On 24.02.24 22:47, John Nielsen wrote:
> 1) AWS EC2 + cloud-init. The FreeBSD Project publishes AMIs for every release (again, thanks cperciva). You can launch an EC2 instance from one of those with a few clicks. You can additionally assign an IAM role to the instance to give it permission to write to an S3 bucket and drop a script in the user-data for the instance to run when it boots. The script could download the Python code to be run, run it, and upload the results to S3 all non-interactively.
> 
> With a couple hours’ work you could adapt the stock image to add any missing dependencies and disable unneeded drivers and services to speed the boot, then snapshot that and use your custom image for future runs.
> 
> You could also easily manage the whole thing with Terraform. Copy/paste the infrastructure as code templates and tweak the variables to get an easily repeatable system.
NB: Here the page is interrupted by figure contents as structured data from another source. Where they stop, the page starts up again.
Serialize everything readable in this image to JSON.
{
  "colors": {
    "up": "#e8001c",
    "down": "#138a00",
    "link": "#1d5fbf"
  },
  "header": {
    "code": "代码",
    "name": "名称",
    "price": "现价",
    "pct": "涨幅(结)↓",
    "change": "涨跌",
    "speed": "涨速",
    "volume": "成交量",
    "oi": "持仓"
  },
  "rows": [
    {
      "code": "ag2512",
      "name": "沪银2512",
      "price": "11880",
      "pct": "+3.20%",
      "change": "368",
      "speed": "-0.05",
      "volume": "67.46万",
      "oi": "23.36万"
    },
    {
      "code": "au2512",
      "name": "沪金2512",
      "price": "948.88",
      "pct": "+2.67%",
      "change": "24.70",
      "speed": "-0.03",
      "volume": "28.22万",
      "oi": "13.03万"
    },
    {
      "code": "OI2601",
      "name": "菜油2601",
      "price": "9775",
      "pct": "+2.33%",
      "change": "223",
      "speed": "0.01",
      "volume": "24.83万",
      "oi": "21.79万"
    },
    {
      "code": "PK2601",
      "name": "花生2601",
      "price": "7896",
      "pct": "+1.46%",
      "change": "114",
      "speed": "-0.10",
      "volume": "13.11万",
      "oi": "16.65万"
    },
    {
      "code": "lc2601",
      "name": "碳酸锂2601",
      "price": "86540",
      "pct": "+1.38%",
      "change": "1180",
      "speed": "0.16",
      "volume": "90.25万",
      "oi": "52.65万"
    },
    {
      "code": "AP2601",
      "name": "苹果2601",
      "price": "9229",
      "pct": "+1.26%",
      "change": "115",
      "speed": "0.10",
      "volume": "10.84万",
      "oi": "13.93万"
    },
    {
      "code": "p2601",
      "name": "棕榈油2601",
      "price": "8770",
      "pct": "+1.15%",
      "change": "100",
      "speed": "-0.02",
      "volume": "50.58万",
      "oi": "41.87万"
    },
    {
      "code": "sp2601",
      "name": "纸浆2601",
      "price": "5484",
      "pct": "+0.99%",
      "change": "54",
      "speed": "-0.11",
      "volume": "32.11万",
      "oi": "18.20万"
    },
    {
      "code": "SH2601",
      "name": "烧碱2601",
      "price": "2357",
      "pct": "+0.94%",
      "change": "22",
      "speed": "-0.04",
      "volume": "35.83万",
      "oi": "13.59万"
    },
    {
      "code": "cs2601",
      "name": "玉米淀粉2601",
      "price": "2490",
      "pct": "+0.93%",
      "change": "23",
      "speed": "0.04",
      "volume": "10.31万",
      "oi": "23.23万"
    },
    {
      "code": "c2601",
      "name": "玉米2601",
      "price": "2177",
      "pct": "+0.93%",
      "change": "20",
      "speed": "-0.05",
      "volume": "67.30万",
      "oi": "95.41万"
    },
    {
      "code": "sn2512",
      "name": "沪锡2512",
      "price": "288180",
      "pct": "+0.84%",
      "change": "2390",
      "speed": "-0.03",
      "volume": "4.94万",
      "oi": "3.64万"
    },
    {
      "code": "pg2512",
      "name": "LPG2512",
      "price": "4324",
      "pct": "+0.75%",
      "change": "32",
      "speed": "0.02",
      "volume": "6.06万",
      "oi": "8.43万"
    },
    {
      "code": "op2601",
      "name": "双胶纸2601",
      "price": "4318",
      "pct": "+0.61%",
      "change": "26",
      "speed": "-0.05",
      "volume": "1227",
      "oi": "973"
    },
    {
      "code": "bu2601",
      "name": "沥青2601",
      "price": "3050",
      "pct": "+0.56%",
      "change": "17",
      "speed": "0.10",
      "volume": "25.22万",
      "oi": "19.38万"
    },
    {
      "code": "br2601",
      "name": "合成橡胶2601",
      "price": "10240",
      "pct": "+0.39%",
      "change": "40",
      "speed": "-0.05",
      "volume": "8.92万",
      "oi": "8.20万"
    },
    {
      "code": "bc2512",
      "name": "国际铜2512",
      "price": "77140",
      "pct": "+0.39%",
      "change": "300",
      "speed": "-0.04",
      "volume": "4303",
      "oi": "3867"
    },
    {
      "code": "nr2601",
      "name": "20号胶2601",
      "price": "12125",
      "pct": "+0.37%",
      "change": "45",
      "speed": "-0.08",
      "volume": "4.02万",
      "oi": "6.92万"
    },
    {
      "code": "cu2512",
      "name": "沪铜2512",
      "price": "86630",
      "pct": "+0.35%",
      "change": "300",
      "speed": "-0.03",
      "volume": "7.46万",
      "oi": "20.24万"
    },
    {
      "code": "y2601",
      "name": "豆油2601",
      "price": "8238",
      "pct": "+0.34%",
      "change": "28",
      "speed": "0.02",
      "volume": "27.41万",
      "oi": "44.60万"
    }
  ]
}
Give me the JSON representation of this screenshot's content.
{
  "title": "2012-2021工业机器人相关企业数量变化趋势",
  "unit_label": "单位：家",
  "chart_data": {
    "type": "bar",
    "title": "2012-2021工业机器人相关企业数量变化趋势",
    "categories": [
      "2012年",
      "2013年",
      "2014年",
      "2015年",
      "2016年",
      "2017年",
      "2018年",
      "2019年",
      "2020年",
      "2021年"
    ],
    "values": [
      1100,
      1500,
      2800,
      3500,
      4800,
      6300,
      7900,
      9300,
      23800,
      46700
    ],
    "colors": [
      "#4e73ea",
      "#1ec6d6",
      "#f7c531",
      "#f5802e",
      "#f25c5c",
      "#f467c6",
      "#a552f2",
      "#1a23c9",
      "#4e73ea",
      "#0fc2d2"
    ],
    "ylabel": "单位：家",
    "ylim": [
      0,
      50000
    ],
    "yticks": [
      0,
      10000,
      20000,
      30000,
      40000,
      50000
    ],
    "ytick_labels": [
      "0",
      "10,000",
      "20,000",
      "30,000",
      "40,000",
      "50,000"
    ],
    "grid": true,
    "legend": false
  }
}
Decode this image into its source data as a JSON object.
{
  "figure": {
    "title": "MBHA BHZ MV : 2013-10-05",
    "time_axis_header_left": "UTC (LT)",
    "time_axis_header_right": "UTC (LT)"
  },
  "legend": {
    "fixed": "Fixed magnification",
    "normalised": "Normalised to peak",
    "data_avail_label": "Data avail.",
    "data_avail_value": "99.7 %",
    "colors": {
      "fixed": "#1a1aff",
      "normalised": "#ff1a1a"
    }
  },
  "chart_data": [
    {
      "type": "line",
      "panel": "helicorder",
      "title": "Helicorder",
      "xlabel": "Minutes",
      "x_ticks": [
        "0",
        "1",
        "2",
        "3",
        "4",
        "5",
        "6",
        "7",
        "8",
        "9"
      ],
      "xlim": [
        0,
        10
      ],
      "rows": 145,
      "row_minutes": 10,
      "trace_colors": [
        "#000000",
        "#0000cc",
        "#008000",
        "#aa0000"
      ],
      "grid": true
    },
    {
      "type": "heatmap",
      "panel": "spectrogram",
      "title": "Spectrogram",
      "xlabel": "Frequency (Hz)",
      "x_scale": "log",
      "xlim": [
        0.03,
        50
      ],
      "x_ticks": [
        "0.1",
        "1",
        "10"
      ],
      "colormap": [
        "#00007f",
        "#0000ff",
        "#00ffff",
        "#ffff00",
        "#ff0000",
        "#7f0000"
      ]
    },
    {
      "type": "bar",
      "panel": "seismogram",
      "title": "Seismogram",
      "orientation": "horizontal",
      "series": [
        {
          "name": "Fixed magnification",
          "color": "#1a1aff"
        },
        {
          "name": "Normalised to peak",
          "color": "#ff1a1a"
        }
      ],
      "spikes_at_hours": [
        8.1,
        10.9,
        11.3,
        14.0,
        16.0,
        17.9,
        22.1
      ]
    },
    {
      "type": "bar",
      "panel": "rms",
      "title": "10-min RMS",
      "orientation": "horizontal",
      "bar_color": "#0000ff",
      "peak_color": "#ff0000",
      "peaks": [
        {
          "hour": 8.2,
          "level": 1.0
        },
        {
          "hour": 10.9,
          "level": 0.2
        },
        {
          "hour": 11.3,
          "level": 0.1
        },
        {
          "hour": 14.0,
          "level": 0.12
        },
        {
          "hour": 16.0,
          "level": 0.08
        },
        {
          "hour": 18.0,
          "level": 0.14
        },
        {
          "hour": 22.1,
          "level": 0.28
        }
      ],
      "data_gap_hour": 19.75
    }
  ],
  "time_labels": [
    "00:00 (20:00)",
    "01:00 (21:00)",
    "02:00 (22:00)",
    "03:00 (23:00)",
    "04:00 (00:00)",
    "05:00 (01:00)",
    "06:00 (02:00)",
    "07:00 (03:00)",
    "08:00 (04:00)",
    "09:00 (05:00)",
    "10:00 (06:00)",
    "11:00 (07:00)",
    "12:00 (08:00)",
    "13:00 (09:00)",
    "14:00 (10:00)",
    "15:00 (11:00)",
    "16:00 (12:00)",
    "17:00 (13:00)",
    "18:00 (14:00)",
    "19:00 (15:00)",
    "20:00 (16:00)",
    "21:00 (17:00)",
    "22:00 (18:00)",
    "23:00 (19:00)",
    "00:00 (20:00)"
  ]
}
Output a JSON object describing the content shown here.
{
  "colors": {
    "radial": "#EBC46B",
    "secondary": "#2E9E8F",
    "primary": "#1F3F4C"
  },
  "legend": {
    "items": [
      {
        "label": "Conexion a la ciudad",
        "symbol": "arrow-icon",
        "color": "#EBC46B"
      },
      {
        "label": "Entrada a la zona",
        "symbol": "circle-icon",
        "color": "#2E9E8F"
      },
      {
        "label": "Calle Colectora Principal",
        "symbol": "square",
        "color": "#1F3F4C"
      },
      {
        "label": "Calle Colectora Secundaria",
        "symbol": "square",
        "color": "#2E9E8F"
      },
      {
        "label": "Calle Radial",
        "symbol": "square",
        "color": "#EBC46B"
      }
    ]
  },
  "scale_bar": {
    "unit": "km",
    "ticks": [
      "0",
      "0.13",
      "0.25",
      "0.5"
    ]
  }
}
Ah, I didn't mention that. The tests are for running locally.
The overall project is for a home appliance, so no cloud.

> 2) KVM + libvirt on whatever Linux host(s) you have available. The VM-IMAGES released by the Project include qcow volumes. You might need to tweak the image to do your custom script(s) at startup (though the image may also have cloud-init if your environment supports it) but qcow does support snapshots as well and the whole thing should have low boot times.

That was my second approach :-)
It turned out to have various roadbumps (mostly lack of 
knowledge/experience on my side, no doubts about that).

I'm currently going back to my first approach, Vagrant, but diving into 
writing my own Vagrantfile. I understand that's easy enough for somebody 
without deep knowledge of KVM/libvirt, so I'll see.